The Dangerous Arguments for Presidential Immunity


Nevertheless, there is a lot of evidence to back him up on this: Almost all state prosecutors are elected, and they are partisan players, often seeking publicity in a bid to run for higher office. To give them the unchecked power to subpoena a president would be an invitation for the most ambitious partisans in the reddest or bluest localities to harass future presidents of the opposing party.

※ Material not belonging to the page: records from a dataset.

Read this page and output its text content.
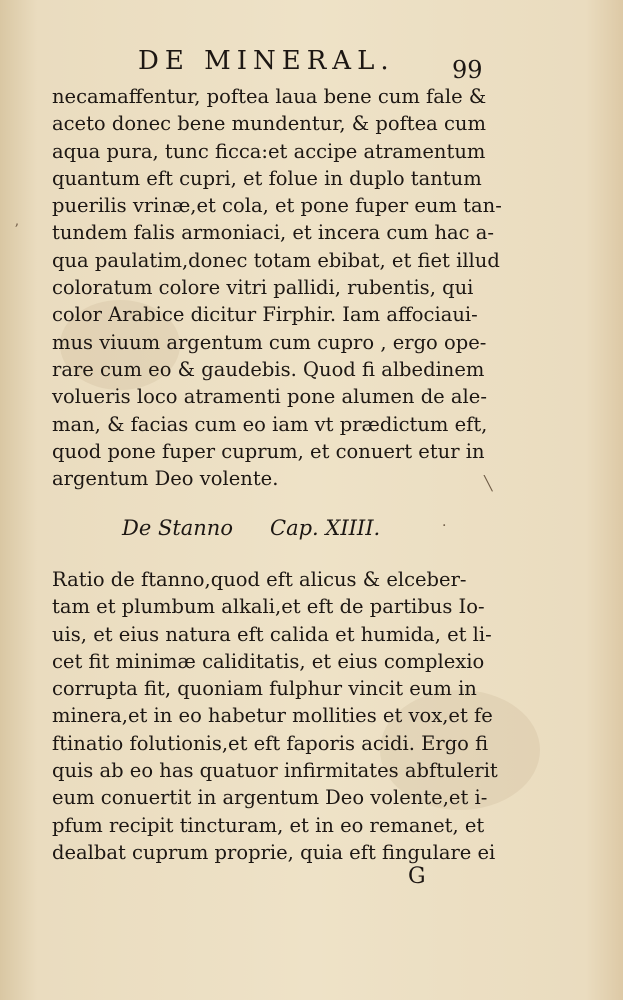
DE MINERAL. 99
necamaffentur, poftea laua bene cum fale &
aceto donec bene mundentur, & poftea cum
aqua pura, tunc ficca:et accipe atramentum
quantum eft cupri, et folue in duplo tantum
puerilis vrinæ,et cola, et pone fuper eum tan-
tundem falis armoniaci, et incera cum hac a-
qua paulatim,donec totam ebibat, et fiet illud
coloratum colore vitri pallidi, rubentis, qui
color Arabice dicitur Firphir. Iam affociaui-
mus viuum argentum cum cupro , ergo ope-
rare cum eo & gaudebis. Quod fi albedinem
volueris loco atramenti pone alumen de ale-
man, & facias cum eo iam vt prædictum eft,
quod pone fuper cuprum, et conuert etur in
argentum Deo volente.
De Stanno Cap. XIIII.
Ratio de ftanno,quod eft alicus & elceber-
tam et plumbum alkali,et eft de partibus Io-
uis, et eius natura eft calida et humida, et li-
cet fit minimæ caliditatis, et eius complexio
corrupta fit, quoniam fulphur vincit eum in
minera,et in eo habetur mollities et vox,et fe
ftinatio folutionis,et eft faporis acidi. Ergo fi
quis ab eo has quatuor infirmitates abftulerit
eum conuertit in argentum Deo volente,et i-
pfum recipit tincturam, et in eo remanet, et
dealbat cuprum proprie, quia eft fingulare ei
G
ʼ
╲
·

Manhattan District Attorney Cyrus Vance has provided reason to worry about overly political state prosecutors. His critics claim he has too often shielded the powerful while harshly punishing minor crimes of have-not New Yorkers. In 2012, he allegedly overruled his own prosecutors, dropping a potential fraud  case against Ivanka Trump and Donald Trump, Jr. But as political winds have shifted, he overstepped state double-jeopardy rules in the indictment he filed against Paul Manafort.

(The House Democrats have also given good reason for federal courts to scrutinize politically-charged subpoenas. The House subpoenas earlier this year asserted a bad faith pretext of “legislative purpose,” when everyone knows that the House had a mix of motivations—some political, like seeking information to damage Trump in public opinion, and some more legitimate, like investigating high crimes and misdemeanors. For narrowly political reasons, the House leadership was hiding its real reasons—impeachment—to protect Democrats from conservative districts. It is reasonable for courts to demand the real and good faith reasons for subpoenas, not pretexts, especially in cases infused with a mix of partisan and valid legal motives. The House has subsequently fixed this problem, but their earlier pretexts still cast a shadow on their investigation.)

Because of these dangers, presidents have a good argument for federal jurisdiction—for at least some degree of federal court review of criminal procedures to ensure that they meet some standard of good faith, reasonability, and balancing the state interests with the president’s executive privilege. The canonical Supreme Court case on this question, U.S. v. Nixon, rejected arguments for blanket presidential immunity like the one here, but instead used a more functional balancing test taking into account the seriousness of the alleged criminality and the burden on the president of compliance. Federal courts should have jurisdiction to review a state subpoena or indictment, but only in the context of making sure there is reasonable suspicion, and balancing these competing interests, not to automatically block state prosecutors.        

The problem is that in making this case, Consovoy inadvertently backed into another problem, one much bigger and more alarming. Earlier in the argument, Consovoy had emphasized the danger of “the proliferation” of hundreds of state prosecutors investigating a president, if all 50 states were “unleashed.”  Judge Christopher Droney replied, “How is that different from federal grand juries’ subpoenas? There are a lot of state [prosecutors] but there are a lot of federal U.S. Attorneys, too.”